While contractor Heera Singh did not respond to repeated phone calls, Mandeep Singh and Deepak Kumar, who identified themselves as caretakers for the contractor’s work, denied there was any violation of rules. Baljinder Singh, mining inspector for the area, also refuted allegations of illegal mining, saying, “I have received no such complaint thus far, but will check now.”
On how a small lake had been created in the mining area, in which the submersible pump is mounted on a boat-like contraption, Baljinder Singh claimed the water table there was high, which caused seepage once mining was done.
Condition No. 50 of the agreement also stipulates that excavation cannot be done at a level below the water table. The contract can be cancelled for violation of this rule. Gurjant Singh, General Manager-cum-Mining Officer, Faridkot, also did not respond to repeated phone calls. He is in charge of four districts: Faridkot, Fazilka, Moga and Ferozepur.
Hira Singh has been allowed to annually extract 10,279 tonnes of sand from Dod village. To ensure the limit is observed, the contract requires a weighing machine to be installed at the pit-head, and details of each measured vehicle have to be sent electronically to the mining officer. However, no such scale could be spotted in the area.

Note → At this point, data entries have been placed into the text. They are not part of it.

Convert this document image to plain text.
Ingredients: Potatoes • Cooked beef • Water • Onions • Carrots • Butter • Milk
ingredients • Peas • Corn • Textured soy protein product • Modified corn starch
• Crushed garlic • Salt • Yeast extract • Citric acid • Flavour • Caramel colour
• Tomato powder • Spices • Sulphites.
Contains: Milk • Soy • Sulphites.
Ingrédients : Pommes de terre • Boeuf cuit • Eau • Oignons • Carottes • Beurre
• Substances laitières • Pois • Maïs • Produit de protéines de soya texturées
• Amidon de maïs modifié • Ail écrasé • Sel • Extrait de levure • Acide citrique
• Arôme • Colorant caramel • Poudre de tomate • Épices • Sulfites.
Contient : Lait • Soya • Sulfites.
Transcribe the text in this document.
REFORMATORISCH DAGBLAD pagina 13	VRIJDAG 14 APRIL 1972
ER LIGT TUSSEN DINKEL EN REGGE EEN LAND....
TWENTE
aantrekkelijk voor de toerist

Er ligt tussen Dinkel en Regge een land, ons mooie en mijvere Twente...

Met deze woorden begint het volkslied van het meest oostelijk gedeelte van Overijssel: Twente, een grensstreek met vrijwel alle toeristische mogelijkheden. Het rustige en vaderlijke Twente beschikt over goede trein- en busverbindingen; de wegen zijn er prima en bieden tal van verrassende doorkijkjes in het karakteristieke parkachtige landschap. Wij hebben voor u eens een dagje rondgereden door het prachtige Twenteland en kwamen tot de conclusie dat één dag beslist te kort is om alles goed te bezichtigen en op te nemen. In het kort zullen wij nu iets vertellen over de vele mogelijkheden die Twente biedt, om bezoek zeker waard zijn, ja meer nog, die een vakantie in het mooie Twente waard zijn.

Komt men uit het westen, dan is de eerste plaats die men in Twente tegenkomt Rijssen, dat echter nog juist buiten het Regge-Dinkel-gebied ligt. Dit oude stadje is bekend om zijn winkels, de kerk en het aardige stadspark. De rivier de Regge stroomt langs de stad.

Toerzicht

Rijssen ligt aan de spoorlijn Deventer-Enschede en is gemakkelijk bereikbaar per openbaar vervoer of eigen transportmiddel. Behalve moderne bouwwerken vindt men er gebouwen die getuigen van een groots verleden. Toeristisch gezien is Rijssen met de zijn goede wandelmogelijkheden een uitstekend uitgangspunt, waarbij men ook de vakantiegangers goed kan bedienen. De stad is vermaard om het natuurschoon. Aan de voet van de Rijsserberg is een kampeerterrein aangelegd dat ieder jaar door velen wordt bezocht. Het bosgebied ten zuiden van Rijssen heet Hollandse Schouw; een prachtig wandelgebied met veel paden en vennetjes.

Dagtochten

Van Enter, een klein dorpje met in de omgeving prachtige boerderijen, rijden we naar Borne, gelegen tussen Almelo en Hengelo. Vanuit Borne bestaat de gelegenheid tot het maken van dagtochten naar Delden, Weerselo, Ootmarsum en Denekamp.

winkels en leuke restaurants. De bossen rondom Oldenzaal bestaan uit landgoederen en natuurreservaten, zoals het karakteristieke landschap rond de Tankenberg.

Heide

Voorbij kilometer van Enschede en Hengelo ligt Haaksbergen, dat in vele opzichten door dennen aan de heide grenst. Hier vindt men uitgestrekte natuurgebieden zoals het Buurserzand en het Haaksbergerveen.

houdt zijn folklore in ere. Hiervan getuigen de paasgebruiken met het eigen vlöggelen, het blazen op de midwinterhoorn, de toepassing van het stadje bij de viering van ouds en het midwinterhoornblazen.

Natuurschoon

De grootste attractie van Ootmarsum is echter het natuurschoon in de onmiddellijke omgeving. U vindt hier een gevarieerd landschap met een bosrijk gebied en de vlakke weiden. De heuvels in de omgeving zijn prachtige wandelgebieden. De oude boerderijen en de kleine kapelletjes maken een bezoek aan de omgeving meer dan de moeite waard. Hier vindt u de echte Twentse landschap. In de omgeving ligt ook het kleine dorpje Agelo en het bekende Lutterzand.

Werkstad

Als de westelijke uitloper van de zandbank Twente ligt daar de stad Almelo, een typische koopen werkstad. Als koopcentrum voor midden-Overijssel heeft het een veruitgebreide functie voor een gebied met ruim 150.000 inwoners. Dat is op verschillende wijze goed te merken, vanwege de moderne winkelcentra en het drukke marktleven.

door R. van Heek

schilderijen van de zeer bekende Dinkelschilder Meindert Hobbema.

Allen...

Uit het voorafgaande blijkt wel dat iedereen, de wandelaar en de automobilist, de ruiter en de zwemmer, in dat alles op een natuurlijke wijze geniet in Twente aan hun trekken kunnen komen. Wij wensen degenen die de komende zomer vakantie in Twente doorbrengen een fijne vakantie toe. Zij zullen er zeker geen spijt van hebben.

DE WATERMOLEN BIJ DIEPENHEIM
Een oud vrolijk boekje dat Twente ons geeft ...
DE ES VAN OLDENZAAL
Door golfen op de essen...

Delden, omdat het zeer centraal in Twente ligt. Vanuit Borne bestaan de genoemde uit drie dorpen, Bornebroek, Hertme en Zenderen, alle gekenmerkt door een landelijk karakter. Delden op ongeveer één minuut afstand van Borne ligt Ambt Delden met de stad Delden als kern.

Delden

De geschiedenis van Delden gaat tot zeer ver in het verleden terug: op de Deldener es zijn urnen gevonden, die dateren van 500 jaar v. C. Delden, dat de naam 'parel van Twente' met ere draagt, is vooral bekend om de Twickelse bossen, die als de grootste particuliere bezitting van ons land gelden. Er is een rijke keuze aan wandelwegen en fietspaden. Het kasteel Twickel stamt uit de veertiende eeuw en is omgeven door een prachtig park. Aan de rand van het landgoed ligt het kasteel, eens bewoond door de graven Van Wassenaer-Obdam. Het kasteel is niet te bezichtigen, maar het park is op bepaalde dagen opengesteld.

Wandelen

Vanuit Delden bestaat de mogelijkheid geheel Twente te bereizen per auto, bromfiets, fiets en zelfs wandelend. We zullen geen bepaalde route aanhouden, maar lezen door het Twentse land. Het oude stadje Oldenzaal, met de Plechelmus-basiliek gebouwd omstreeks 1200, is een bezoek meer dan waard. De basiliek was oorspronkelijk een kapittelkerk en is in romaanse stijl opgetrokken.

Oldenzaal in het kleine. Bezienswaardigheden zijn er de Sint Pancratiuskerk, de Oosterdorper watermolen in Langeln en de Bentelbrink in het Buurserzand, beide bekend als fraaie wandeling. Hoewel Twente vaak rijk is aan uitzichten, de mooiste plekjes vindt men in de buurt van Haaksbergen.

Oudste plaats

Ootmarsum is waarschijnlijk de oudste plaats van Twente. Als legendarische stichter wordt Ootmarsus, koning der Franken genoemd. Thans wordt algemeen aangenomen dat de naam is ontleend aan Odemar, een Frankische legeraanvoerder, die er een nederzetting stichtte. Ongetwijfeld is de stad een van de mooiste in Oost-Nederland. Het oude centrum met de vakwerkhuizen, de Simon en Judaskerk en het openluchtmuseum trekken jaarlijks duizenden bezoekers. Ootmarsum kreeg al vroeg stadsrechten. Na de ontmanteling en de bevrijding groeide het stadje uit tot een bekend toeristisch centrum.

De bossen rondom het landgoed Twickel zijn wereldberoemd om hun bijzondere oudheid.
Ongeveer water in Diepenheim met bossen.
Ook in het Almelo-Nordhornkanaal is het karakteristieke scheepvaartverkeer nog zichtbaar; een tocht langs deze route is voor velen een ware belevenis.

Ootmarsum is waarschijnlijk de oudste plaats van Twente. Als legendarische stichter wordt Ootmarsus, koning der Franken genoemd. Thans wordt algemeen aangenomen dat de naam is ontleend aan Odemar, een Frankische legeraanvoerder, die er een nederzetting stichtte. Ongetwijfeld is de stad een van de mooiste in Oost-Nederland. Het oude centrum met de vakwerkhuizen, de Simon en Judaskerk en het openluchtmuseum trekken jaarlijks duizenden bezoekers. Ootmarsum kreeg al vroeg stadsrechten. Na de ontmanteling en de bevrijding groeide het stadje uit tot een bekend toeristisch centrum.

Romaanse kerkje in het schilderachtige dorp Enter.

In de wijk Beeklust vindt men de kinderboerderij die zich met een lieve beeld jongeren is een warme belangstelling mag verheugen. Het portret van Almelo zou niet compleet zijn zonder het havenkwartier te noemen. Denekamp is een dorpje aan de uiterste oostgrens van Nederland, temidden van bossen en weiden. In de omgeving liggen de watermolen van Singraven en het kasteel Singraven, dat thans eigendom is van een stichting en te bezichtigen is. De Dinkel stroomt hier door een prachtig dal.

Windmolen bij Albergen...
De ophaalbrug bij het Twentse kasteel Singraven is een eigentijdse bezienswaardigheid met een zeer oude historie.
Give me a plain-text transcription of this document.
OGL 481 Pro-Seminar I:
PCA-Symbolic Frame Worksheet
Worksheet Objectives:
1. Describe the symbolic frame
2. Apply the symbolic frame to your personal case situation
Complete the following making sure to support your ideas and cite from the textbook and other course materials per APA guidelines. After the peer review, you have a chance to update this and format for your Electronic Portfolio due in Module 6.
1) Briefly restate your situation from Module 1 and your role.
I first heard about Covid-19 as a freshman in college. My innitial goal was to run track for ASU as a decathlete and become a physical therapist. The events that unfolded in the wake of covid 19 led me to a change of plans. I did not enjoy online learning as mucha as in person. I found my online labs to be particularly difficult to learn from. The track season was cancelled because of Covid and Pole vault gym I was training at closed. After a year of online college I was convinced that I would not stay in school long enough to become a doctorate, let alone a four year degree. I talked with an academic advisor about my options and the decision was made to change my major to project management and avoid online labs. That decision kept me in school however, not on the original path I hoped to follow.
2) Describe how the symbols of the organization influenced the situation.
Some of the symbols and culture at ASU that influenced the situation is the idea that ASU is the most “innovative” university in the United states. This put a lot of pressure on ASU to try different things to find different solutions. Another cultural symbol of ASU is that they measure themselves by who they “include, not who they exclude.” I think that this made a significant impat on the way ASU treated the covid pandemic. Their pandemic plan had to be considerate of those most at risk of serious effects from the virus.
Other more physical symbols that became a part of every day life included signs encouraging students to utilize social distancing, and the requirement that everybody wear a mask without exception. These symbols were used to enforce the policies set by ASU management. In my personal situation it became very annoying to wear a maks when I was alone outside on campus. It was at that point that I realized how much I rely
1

To get a high price for the sand, the contractor allegedly is also using political influence to get the traffic police to prevent trucks of sand from adjoining districts to sell in Faridkot. As the quality of surface sand in Faridkot is poor, people are forced to buy the sand extracted from deep. Dr Nanak Singh, SSP, Faridkot, said he would look into any illegal action of the traffic police.